Comic actor Mike Myers, who seems to find anything involving the British inordinately funny, has popularized their slang term “shag” on this side of the Big Wet Spot. He’s given it an in-jokey modishness that it generally doesn’t have over there.
Austin Powers: International Man of Mystery, Myers’ 1997 spoof of ’60s spy spoofs, used the word aggressively in its original and trend-spliced forms (“Shagadelic, baby!”).
Well, Myers was only just starting. Next month, with the title of his sequel, Austin Powers: The Spy Who Shagged Me, Myers and New Line Cinema will have given “shag” a new level of pop visibility. They’ll basically be getting U.S. newspapers, billboards and TV networks to highlight a British vulgarism for copulation.
Americans who enjoyed the original Austin Powers or laughed through Absolutely Fabulous and Bridget Jones’s Diary must realize that, in these contexts, “shag” does not refer to loose-knit, difficult-to-traverse carpeting. Or, for that matter, to chasing after fly balls in baseball practice.
Yet, as Myers’ co-star Elizabeth Hurley has noted in interviews, many Yanks seem to think “shag” is merely wink-wink naughty or a kitschy joke about retro ’60s fashions. To many Brits, however, it remains thoroughly up-to-date and offensive.

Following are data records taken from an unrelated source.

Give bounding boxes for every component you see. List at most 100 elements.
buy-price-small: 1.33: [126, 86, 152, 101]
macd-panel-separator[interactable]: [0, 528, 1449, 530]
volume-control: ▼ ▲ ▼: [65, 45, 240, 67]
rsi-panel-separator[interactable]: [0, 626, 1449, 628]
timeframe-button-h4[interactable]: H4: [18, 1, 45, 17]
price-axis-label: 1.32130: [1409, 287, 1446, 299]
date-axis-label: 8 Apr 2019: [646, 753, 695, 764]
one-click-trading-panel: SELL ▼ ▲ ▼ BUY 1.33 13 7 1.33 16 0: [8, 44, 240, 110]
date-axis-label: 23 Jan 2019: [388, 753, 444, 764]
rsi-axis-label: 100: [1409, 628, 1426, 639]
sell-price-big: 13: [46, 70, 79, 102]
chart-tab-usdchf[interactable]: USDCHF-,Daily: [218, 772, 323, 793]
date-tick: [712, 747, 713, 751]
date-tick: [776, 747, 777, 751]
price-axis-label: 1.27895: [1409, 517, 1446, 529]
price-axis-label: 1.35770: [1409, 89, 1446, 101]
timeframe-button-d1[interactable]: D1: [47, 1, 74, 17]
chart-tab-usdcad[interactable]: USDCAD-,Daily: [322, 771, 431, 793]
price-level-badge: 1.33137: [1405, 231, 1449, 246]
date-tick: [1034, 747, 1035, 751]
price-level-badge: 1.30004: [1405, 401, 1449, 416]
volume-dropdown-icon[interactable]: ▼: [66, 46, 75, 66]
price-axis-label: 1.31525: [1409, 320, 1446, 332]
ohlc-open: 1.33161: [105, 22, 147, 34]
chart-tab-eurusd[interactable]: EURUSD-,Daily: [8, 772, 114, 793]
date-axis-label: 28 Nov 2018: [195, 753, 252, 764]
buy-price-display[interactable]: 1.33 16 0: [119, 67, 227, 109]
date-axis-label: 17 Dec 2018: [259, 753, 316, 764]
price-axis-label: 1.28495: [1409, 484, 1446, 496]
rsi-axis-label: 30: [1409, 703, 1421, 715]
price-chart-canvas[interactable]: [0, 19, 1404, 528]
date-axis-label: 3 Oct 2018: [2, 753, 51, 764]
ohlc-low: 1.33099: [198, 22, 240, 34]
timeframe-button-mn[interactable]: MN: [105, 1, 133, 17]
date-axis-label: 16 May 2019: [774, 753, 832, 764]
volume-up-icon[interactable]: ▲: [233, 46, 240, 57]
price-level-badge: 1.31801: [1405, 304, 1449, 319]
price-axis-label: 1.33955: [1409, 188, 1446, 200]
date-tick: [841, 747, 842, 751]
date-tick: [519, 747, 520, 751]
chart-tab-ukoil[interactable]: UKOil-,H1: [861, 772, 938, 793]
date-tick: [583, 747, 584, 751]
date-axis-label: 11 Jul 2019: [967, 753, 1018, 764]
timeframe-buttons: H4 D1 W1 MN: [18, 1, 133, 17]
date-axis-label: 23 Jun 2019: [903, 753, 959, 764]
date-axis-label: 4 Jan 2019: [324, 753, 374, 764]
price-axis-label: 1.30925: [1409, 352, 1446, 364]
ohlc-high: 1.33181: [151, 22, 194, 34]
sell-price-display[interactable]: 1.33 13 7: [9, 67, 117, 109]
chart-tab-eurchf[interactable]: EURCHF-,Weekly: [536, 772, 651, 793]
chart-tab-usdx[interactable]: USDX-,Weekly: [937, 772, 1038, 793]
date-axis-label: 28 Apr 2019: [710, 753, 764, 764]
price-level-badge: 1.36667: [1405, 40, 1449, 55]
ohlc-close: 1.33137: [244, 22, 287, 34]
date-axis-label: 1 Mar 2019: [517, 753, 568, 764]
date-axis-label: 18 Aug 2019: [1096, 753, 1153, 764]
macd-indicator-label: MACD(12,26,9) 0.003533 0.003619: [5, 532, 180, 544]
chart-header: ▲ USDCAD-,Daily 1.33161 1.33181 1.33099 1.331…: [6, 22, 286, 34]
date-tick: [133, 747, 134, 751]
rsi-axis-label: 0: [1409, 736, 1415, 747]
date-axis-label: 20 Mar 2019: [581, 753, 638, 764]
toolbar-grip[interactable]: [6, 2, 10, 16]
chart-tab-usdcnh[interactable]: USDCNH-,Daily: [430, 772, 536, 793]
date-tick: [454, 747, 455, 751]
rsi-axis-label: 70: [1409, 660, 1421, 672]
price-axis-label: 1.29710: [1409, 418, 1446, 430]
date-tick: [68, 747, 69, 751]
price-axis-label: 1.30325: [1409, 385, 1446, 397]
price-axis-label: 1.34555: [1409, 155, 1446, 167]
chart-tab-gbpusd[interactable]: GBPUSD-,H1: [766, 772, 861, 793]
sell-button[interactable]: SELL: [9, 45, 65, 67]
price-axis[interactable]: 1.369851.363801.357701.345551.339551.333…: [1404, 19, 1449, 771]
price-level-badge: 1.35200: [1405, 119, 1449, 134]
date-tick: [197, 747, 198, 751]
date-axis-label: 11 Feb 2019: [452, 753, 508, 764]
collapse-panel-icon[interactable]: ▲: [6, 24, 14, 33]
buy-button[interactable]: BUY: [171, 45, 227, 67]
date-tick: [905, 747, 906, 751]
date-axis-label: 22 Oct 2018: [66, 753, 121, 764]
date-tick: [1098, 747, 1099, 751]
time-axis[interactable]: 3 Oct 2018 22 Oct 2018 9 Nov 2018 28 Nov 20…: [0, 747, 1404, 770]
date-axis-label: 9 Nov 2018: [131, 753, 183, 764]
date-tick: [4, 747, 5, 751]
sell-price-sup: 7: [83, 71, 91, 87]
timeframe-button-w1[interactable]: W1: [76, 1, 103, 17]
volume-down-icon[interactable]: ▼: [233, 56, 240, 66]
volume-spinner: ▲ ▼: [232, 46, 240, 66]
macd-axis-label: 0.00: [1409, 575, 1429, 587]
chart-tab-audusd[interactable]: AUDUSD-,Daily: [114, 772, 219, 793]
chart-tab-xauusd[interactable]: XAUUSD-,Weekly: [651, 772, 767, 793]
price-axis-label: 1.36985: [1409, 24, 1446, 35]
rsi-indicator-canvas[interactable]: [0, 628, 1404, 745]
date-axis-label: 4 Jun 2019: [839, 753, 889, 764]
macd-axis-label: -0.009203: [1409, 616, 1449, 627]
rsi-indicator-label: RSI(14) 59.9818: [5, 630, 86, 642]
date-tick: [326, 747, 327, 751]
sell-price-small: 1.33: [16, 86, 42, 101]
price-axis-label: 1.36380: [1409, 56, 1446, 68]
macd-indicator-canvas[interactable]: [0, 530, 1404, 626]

The word’s sexual meaning goes back at least 200 years, notes John Simpson, the editor-in-chief of the Oxford English Dictionary, and it retains its coarseness because of its suggestion of “uncouth violence.”
In fact, Eric Partridge, in his Dictionary of Slang and Unconventional English, argues that “shag,” which in Old English referred to rough hair, first gained sexual connotations from its cousin, “shake.”
There’s no word from New Line whether Spy will retain “shagged” when released in Britain — or how the title will be translated into other languages.
Some cheeky young Brits are using the word more openly these days, Simpson reports, although he seriously doubts whether most of the British “would expect to find it in the title of a film for popular release.”
“But then, the British were rather surprised by Free Willy.”